In the light of these observations and due to the potential biological interest of this class of compounds, we wished to develop an efficient methodology for the generation of a collection of compounds containing a ring of type 1 and, more particularly of analogs of leucettamine B with a high degree of molecular diversity. Recently, we have described a practical protocol for the preparation of a parallel solution-phase library of 2-alkylthio-5-arylidene imidazolone by one-pot three-component domino reaction.6b This flexible strategy could be useful for the synthesis of analogs of leucettamine B, if we are able to develop an efficient method for the sulfur/nitrogen displacement with a large wide range of amines. The utility of microwave irradiation9 (µw) to carry out an organic reaction has now become a regular feature. A key advantage of modern scientific microwave apparatus is the ability to control reaction conditions very specifically, monitoring temperature-pressure and the reaction times. The use of this technology for the rapid synthesis of molecules is a useful tool for the medicinal chemistry community, for whom reaction speed is of great importance.10
To the best of our knowledge, the benefits of performing the substitution reaction of 2-alkylthio imidazolone with amines under solvent-free microwave irradiation has not been demonstrated to date. So, we report in this paper our results concerning this new methodology to generate a small library of leucettamine B analogs.

RESULTS AND DISCUSSION
2-Ethylthio 3,5-dihydro-4H-imidazol-4-one 5 was prepared in 62% yield by one-pot three-component domino reaction (Scheme 1), using the following partners: aromatic aldimine 3, iodoethane 4 and 2-thioxo-imidazolidin-4-one 2 which is easily available by reaction between methyl glycinate and commercial methyl isothiocyanate.6b With compound 5 in hand, we envisioned the scope and generality of the microwave-assisted sulphur/nitrogen displacement with various selected amines according to the previous biological activities observed on this scaffold.11
For microwave irradiation, domestic microwave ovens are frequently used in organic synthesis, due to their low cost and immediate availability. However, mono-mode microwave reactors, specifically designed for chemical synthesis, provide homogeneous heating, temperature control and importantly, improved safety features.12 The microwave instrument (Synthewave® 402 reactor) comprises a mono-mode cavity that operates at a frequency of 2.45 GHz with a continuous microwave irradiation power from 0 to 300 watts. Inside the cavity, the quartz reactor was exposed to microwave irradiation, and the reaction temperature is measured with the aid of an IR captor13 (infrared thermometry). The software algorithm regulates the microwave out-put power so that the preselected maximum temperature is maintained for the desired reaction/irradiation time.

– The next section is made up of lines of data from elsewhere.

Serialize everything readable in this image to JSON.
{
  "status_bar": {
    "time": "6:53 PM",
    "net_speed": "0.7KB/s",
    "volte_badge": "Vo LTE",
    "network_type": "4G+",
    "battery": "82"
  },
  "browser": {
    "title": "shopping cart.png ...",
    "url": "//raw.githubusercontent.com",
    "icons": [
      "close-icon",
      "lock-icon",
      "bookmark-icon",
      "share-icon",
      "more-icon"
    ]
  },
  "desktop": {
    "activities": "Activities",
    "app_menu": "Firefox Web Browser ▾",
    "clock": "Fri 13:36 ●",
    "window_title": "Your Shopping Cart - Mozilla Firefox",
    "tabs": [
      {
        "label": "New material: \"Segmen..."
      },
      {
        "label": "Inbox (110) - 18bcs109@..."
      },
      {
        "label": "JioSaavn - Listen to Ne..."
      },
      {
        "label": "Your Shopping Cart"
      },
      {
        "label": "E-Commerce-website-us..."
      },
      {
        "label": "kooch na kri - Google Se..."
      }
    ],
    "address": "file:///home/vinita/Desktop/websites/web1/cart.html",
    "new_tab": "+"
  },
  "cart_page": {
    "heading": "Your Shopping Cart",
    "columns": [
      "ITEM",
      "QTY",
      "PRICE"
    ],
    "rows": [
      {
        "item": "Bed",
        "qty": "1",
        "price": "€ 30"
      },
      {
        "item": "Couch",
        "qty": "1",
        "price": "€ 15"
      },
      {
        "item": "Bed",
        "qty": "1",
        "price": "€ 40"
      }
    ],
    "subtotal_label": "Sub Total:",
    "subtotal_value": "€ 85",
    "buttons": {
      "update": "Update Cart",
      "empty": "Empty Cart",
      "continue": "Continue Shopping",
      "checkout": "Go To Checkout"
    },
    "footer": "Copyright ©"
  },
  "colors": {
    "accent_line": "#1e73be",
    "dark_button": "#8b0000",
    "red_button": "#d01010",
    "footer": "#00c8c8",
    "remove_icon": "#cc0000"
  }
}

For optimization of reaction conditions under microwave dielectric heating, the polar primary amines employed were successively aniline 6a and different substituted aliphatic amines such as N-(3-aminopropyl)imidazole 6h and 3-aminopropanol 6m. The other parameters of this reaction were respectively the reaction temperature (from 100 to 155°C), the power for microwave irradiation (from 150 to 300 Watt), the reaction concentration (ratio 5/6 from 1 to 4) and the reaction time (from 15 to 60 min.). In order to simplify and generalize the process, the reaction mixtures are precipitated in ethanol (or chloroform) and filtered off to eliminate starting materials and impurities.
The values for optimization of reaction conditions were presented in Table 1. At high temperature, compound 7a was obtained in moderate yield (58%) using 4 equivalents of 6a with a microwave power of 240 watts during 40 minutes (entry 3). When the sulphur/nitrogen displacement was realized in a preheated oil bath at 155°C using exactly the same conditions (40 min., 4 equiv. of 6a) and in the same open reactor, a yield of 10% of isolated pure product 7a was obtained. Comparing the conventional and the solvent-free heating, it seems reasonable to propose that the significantly higher yield may be explained by the rapid heating under microwave irradiation (microwave-flash heating). The desired reaction temperature of 155°C is rapidly reached within 3 minutes by direct microwave heating (in core), in contrast to conventional thermal heating utilizing an oil bath, preheated to 155°C. Taking advantage of the broad range of temperature offered by controlled quartz vessel microwave heating, we found that the irradiation of 2-ethylthio imidazolone 5 (mp = 150-152°C), with 2 equivalents of liquid N-(3-aminopropyl)imidazole 6h at 120°C (240 W) for 60 minutes, allowed full conversion to the product 7h which was isolated in 72% yield after crystallization in chloroform (entry 6). With 3-aminopropanol 6m, the product 7m was conveniently prepared in good yield (81%) by shortening the microwave irradiation time (40 min.) with a lower reaction temperature (100°C, 150 W) but using 3 equivalents of amine (entry 10).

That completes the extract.